Senegal: Wenn Angst den Alltag bestimmt

Es ist eine bedrückende Stille, die sich über Dakar legt, wenn die Dämmerung einsetzt. In den Straßen der senegalesischen Hauptstadt mischt sich der Geruch von Meeresbrise mit dem Abgas der alten Taxis, doch für viele Menschen hier ist der öffentliche Raum zu einem gefährlichen Ort geworden. Seit der jüngsten Gesetzesverschärfung im März ist die Stimmung im Land regelrecht gekippt.
Das Parlament hat Nägel mit Köpfen gemacht: Einstimmig wurde beschlossen, das Strafmaß für Homosexualität auf bis zu zehn Jahre Haft zu verdoppeln. Aber es bleibt nicht bei der reinen Bestrafung. Begriffe wie „Verherrlichung“ oder „Finanzierung“ von Homosexualität sind nun strafbar. Was genau das bedeutet? Das weiß niemand so recht, und genau diese Unschärfe ist das eigentliche Werkzeug der Einschüchterung. Ein Wissenschaftler, der über Geschichte schreibt, oder eine NGO, die sich um HIV-Prävention kümmert – plötzlich schwebt über allen ein Damoklesschwert.
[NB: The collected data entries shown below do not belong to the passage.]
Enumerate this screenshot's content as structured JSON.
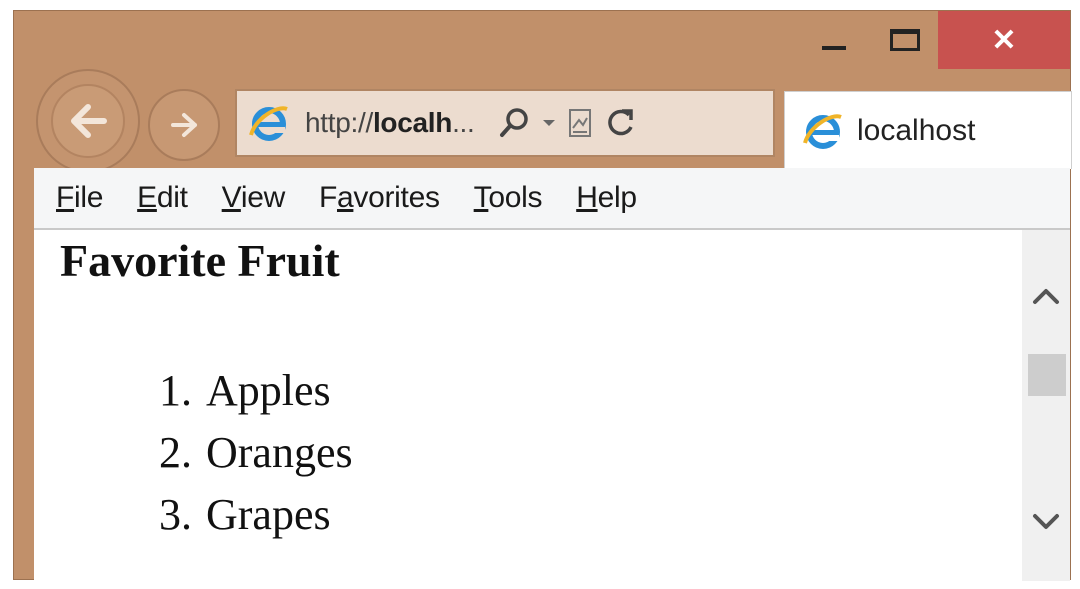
{
  "window": {
    "close_glyph": "✕",
    "accent_close": "#c8524f",
    "frame_color": "#c1906a"
  },
  "navigation": {
    "address": {
      "url_prefix": "http://",
      "url_bold": "localh",
      "url_suffix": "..."
    },
    "tab": {
      "label": "localhost"
    }
  },
  "menubar": {
    "items": [
      {
        "underline": "F",
        "rest": "ile"
      },
      {
        "underline": "E",
        "rest": "dit"
      },
      {
        "underline": "V",
        "rest": "iew"
      },
      {
        "pre": "F",
        "underline": "a",
        "rest": "vorites"
      },
      {
        "underline": "T",
        "rest": "ools"
      },
      {
        "underline": "H",
        "rest": "elp"
      }
    ]
  },
  "page": {
    "heading": "Favorite Fruit",
    "list": [
      {
        "num": "1.",
        "text": "Apples"
      },
      {
        "num": "2.",
        "text": "Oranges"
      },
      {
        "num": "3.",
        "text": "Grapes"
      }
    ]
  },
  "icons": {
    "back": "back-arrow-icon",
    "forward": "forward-arrow-icon",
    "search": "search-icon",
    "dropdown": "dropdown-arrow-icon",
    "compat": "compatibility-view-icon",
    "refresh": "refresh-icon",
    "browser": "internet-explorer-icon"
  }
}
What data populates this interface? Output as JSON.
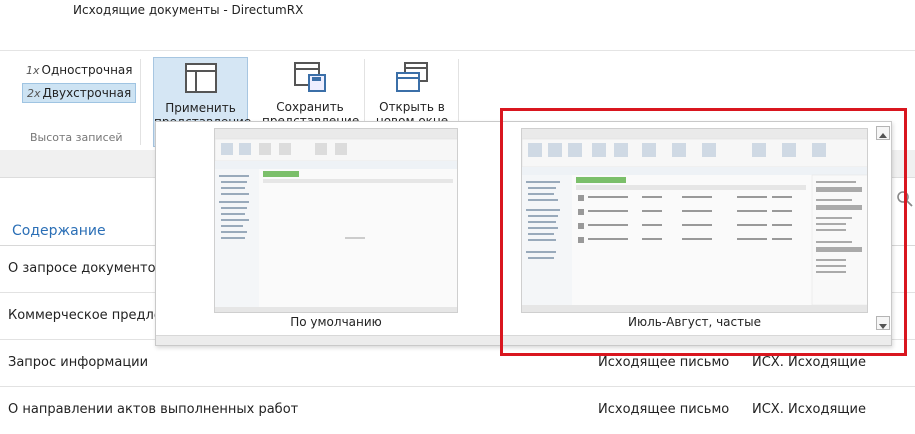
{
  "window": {
    "title": "Исходящие документы - DirectumRX"
  },
  "ribbon": {
    "row_height": {
      "options": [
        {
          "prefix": "1x",
          "label": "Однострочная",
          "selected": false
        },
        {
          "prefix": "2x",
          "label": "Двухстрочная",
          "selected": true
        }
      ],
      "caption": "Высота записей"
    },
    "apply_view": {
      "line1": "Применить",
      "line2": "представление ▾"
    },
    "save_view": {
      "line1": "Сохранить",
      "line2": "представление"
    },
    "open_new_window": {
      "line1": "Открыть в",
      "line2": "новом окне"
    }
  },
  "list": {
    "column_header": "Содержание",
    "rows": [
      {
        "content": "О запросе документов",
        "type": "",
        "register": ""
      },
      {
        "content": "Коммерческое предлож",
        "type": "",
        "register": ""
      },
      {
        "content": "Запрос информации",
        "type": "Исходящее письмо",
        "register": "ИСХ. Исходящие"
      },
      {
        "content": "О направлении актов выполненных работ",
        "type": "Исходящее письмо",
        "register": "ИСХ. Исходящие"
      }
    ]
  },
  "views_popup": {
    "views": [
      {
        "label": "По умолчанию"
      },
      {
        "label": "Июль-Август, частые"
      }
    ]
  },
  "colors": {
    "accent": "#2b6fb6",
    "highlight": "#d9161f",
    "selected": "#cde3f3"
  }
}
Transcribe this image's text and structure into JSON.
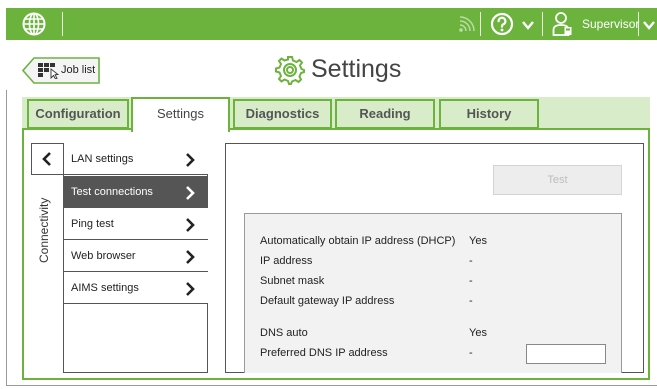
{
  "topbar": {
    "user_label": "Supervisor",
    "icons": [
      "globe-icon",
      "wifi-icon",
      "help-icon",
      "chevron-down-icon",
      "user-icon",
      "chevron-down-icon"
    ],
    "color": "#6cb33e"
  },
  "header": {
    "back_label": "Job list",
    "title": "Settings"
  },
  "tabs": [
    {
      "label": "Configuration",
      "active": false
    },
    {
      "label": "Settings",
      "active": true
    },
    {
      "label": "Diagnostics",
      "active": false
    },
    {
      "label": "Reading",
      "active": false
    },
    {
      "label": "History",
      "active": false
    }
  ],
  "sidebar": {
    "section_label": "Connectivity",
    "items": [
      {
        "label": "LAN settings",
        "active": false
      },
      {
        "label": "Test connections",
        "active": true
      },
      {
        "label": "Ping test",
        "active": false
      },
      {
        "label": "Web browser",
        "active": false
      },
      {
        "label": "AIMS settings",
        "active": false
      }
    ]
  },
  "panel": {
    "test_button_label": "Test",
    "rows": [
      {
        "label": "Automatically obtain IP address (DHCP)",
        "value": "Yes"
      },
      {
        "label": "IP address",
        "value": "-"
      },
      {
        "label": "Subnet mask",
        "value": "-"
      },
      {
        "label": "Default gateway IP address",
        "value": "-"
      },
      {
        "label": "DNS auto",
        "value": "Yes"
      },
      {
        "label": "Preferred DNS IP address",
        "value": "-"
      }
    ],
    "dns_input_value": ""
  }
}
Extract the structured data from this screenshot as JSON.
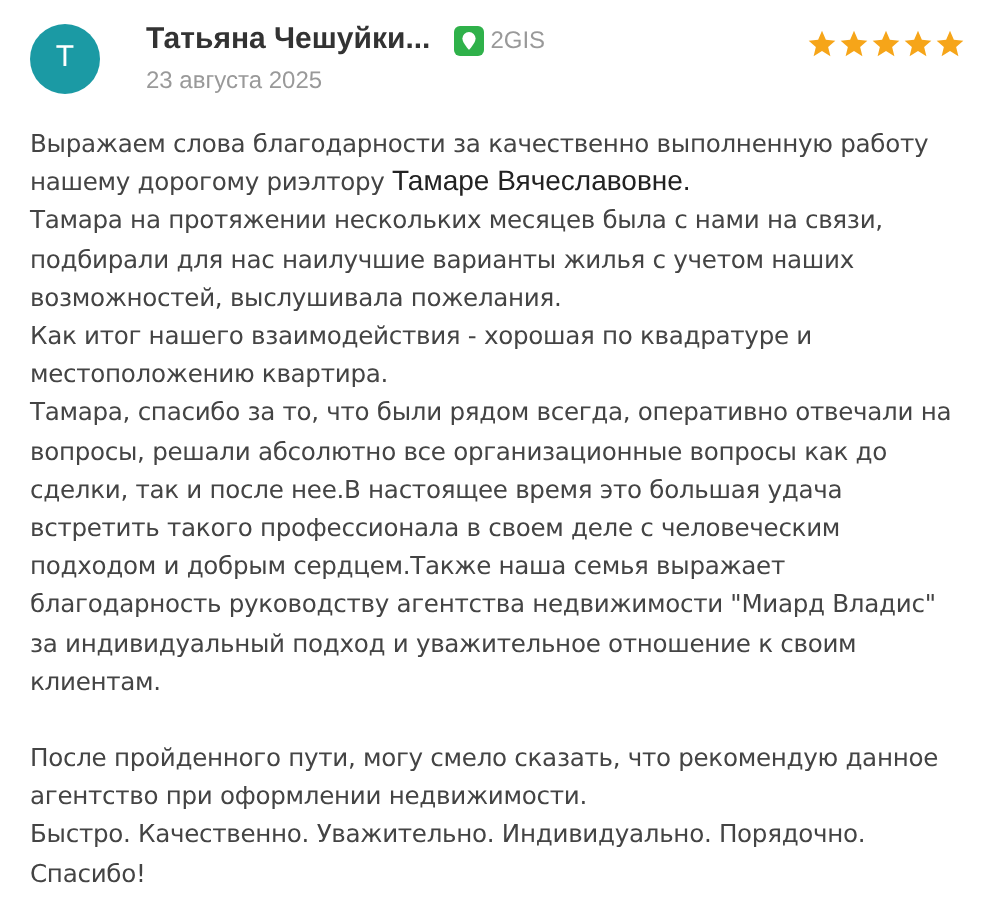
{
  "review": {
    "avatar_letter": "Т",
    "author": "Татьяна Чешуйки...",
    "source": "2GIS",
    "date": "23 августа 2025",
    "stars": 5,
    "sections": [
      [
        {
          "text": "Выражаем слова благодарности за качественно выполненную работу нашему дорогому риэлтору ",
          "mention": "Тамаре Вячеславовне."
        },
        {
          "text": "Тамара на протяжении нескольких месяцев была с нами на связи, подбирали для нас наилучшие варианты жилья с учетом наших возможностей, выслушивала пожелания."
        },
        {
          "text": "Как итог нашего взаимодействия - хорошая по квадратуре и местоположению квартира."
        },
        {
          "text": "Тамара, спасибо за то, что были рядом всегда, оперативно отвечали на вопросы, решали абсолютно все организационные вопросы как до сделки, так и после нее.В настоящее время это большая удача встретить такого профессионала в своем деле с человеческим подходом и добрым сердцем.Также наша семья выражает благодарность руководству агентства недвижимости \"Миард Владис\" за индивидуальный подход и уважительное отношение к своим клиентам."
        }
      ],
      [
        {
          "text": "После пройденного пути, могу смело сказать, что рекомендую данное агентство при оформлении недвижимости."
        },
        {
          "text": "Быстро. Качественно. Уважительно. Индивидуально. Порядочно."
        },
        {
          "text": "Спасибо!"
        }
      ]
    ]
  }
}
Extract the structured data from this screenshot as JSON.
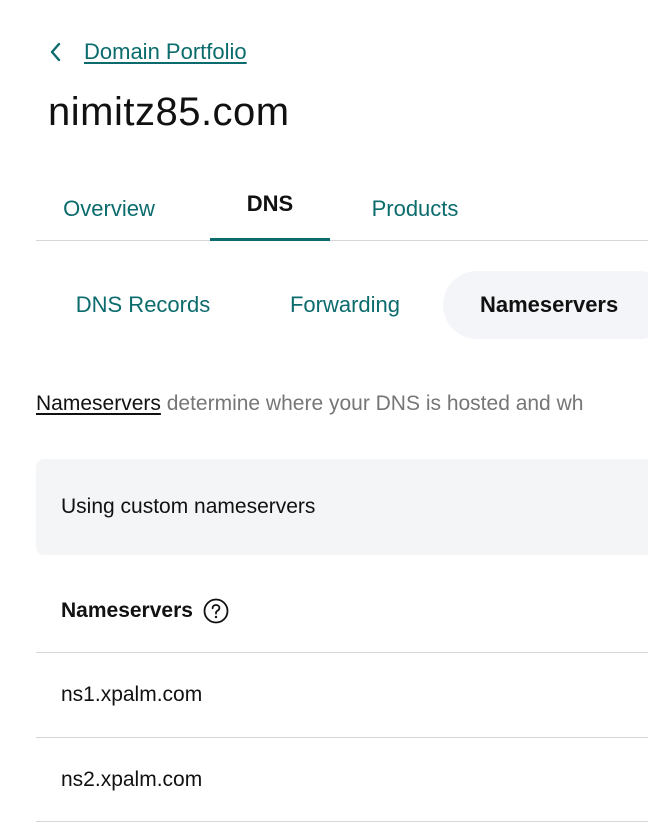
{
  "breadcrumb": {
    "back_icon": "chevron-left-icon",
    "link_label": "Domain Portfolio"
  },
  "page": {
    "title": "nimitz85.com"
  },
  "tabs": [
    {
      "label": "Overview",
      "active": false
    },
    {
      "label": "DNS",
      "active": true
    },
    {
      "label": "Products",
      "active": false
    }
  ],
  "subtabs": [
    {
      "label": "DNS Records",
      "active": false
    },
    {
      "label": "Forwarding",
      "active": false
    },
    {
      "label": "Nameservers",
      "active": true
    }
  ],
  "description": {
    "link_text": "Nameservers",
    "text": " determine where your DNS is hosted and wh"
  },
  "banner": {
    "text": "Using custom nameservers"
  },
  "nameservers": {
    "header": "Nameservers",
    "help_icon": "question-circle-icon",
    "items": [
      "ns1.xpalm.com",
      "ns2.xpalm.com"
    ]
  },
  "colors": {
    "accent": "#0b6b6d",
    "text": "#111111",
    "muted": "#767676",
    "pill_background": "#f3f5f8",
    "banner_background": "#f4f5f7",
    "divider": "#d6d6d6"
  }
}
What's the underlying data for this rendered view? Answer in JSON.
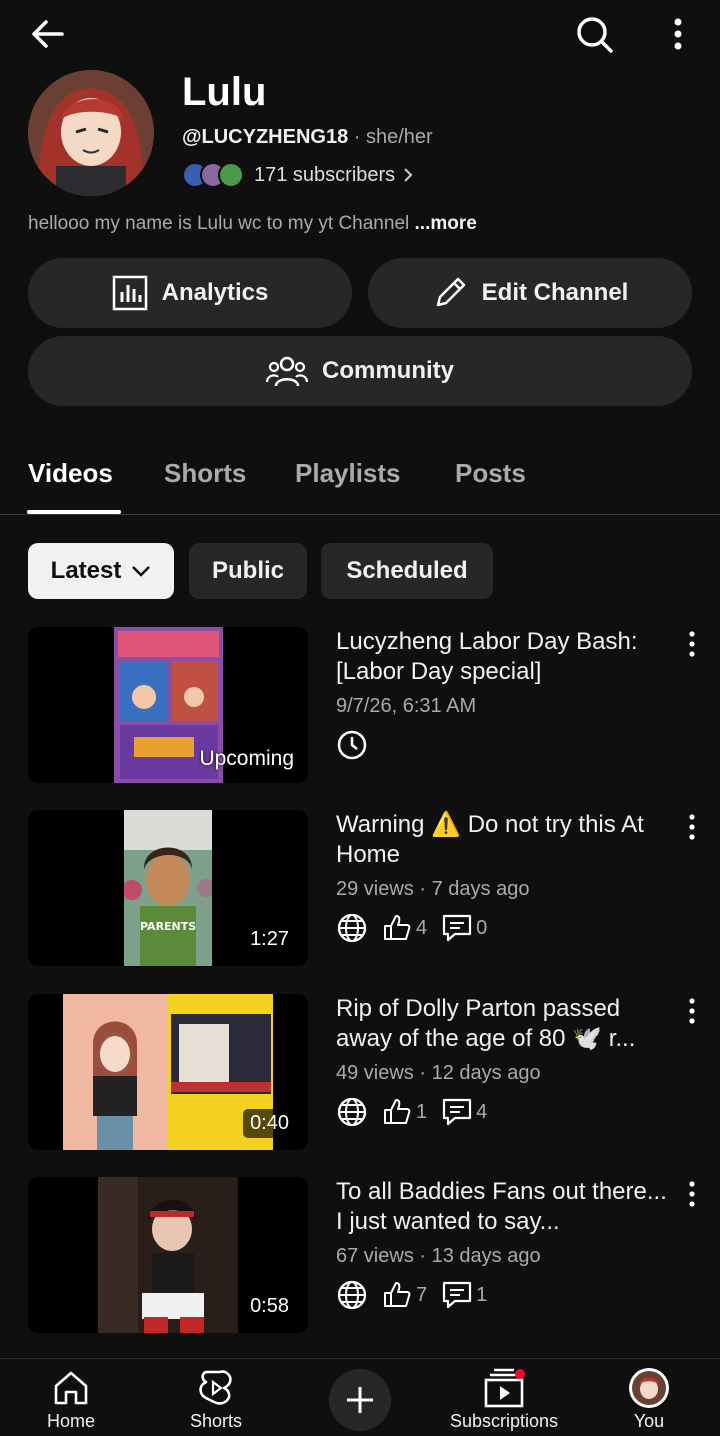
{
  "channel": {
    "name": "Lulu",
    "handle": "@LUCYZHENG18",
    "separator": "·",
    "pronouns": "she/her",
    "subscribers": "171 subscribers",
    "description": "hellooo my name is Lulu wc to my yt Channel",
    "more": "...more"
  },
  "buttons": {
    "analytics": "Analytics",
    "edit_channel": "Edit Channel",
    "community": "Community"
  },
  "tabs": [
    {
      "label": "Videos",
      "active": true
    },
    {
      "label": "Shorts",
      "active": false
    },
    {
      "label": "Playlists",
      "active": false
    },
    {
      "label": "Posts",
      "active": false
    }
  ],
  "filters": [
    {
      "label": "Latest",
      "selected": true
    },
    {
      "label": "Public",
      "selected": false
    },
    {
      "label": "Scheduled",
      "selected": false
    }
  ],
  "videos": [
    {
      "title": "Lucyzheng Labor Day Bash: [Labor Day special]",
      "meta": "9/7/26, 6:31 AM",
      "badge": "Upcoming",
      "status_icon": "clock-icon"
    },
    {
      "title": "Warning ⚠️ Do not try this At Home",
      "meta": "29 views · 7 days ago",
      "duration": "1:27",
      "likes": "4",
      "comments": "0"
    },
    {
      "title": "Rip of Dolly Parton passed away of the age of 80 🕊️ r...",
      "meta": "49 views · 12 days ago",
      "duration": "0:40",
      "likes": "1",
      "comments": "4"
    },
    {
      "title": "To all Baddies Fans out there... I just wanted to say...",
      "meta": "67 views · 13 days ago",
      "duration": "0:58",
      "likes": "7",
      "comments": "1"
    }
  ],
  "nav": {
    "home": "Home",
    "shorts": "Shorts",
    "subscriptions": "Subscriptions",
    "you": "You"
  },
  "colors": {
    "background": "#0f0f0f",
    "button": "#272727",
    "text_secondary": "#aaaaaa",
    "notification_dot": "#ff0033"
  }
}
Das Kollektiv „Free Sénégal“ arbeitet im Verborgenen. Malick, einer der Sprecher, berichtet von einer Welle der Verhaftungen, die oft auf Anzeigen von Nachbarn basieren. Er klingt erschöpft am Telefon, als er erzählt, wie die Polizei Dating-Apps infiltriert und Telefonverzeichnisse von Festgenommenen nutzt, um weitere Namen zu sammeln. Es ist ein Teufelskreis aus Gewalt und Überwachung. „Auf die Festnahmen folgen Prügel“, sagt er trocken – eine Realität, die man kaum in Worte fassen kann.
Die politische Rhetorik, angeführt durch den Premierminister Ousmane Sonko und seine Partei Pastef, zeichnet ein Bild, in dem Homosexualität stets als „kulturelles Gift“ aus dem Westen dargestellt wird. Es ist ein leichtes Spiel, diese Ressentiments zu schüren. Wenn dann Abgeordnete im Parlament tönen, dass Homosexuelle „in diesem Land nicht mehr atmen können“, dann ist das keine bloße Floskel, sondern eine unverhohlene Drohung.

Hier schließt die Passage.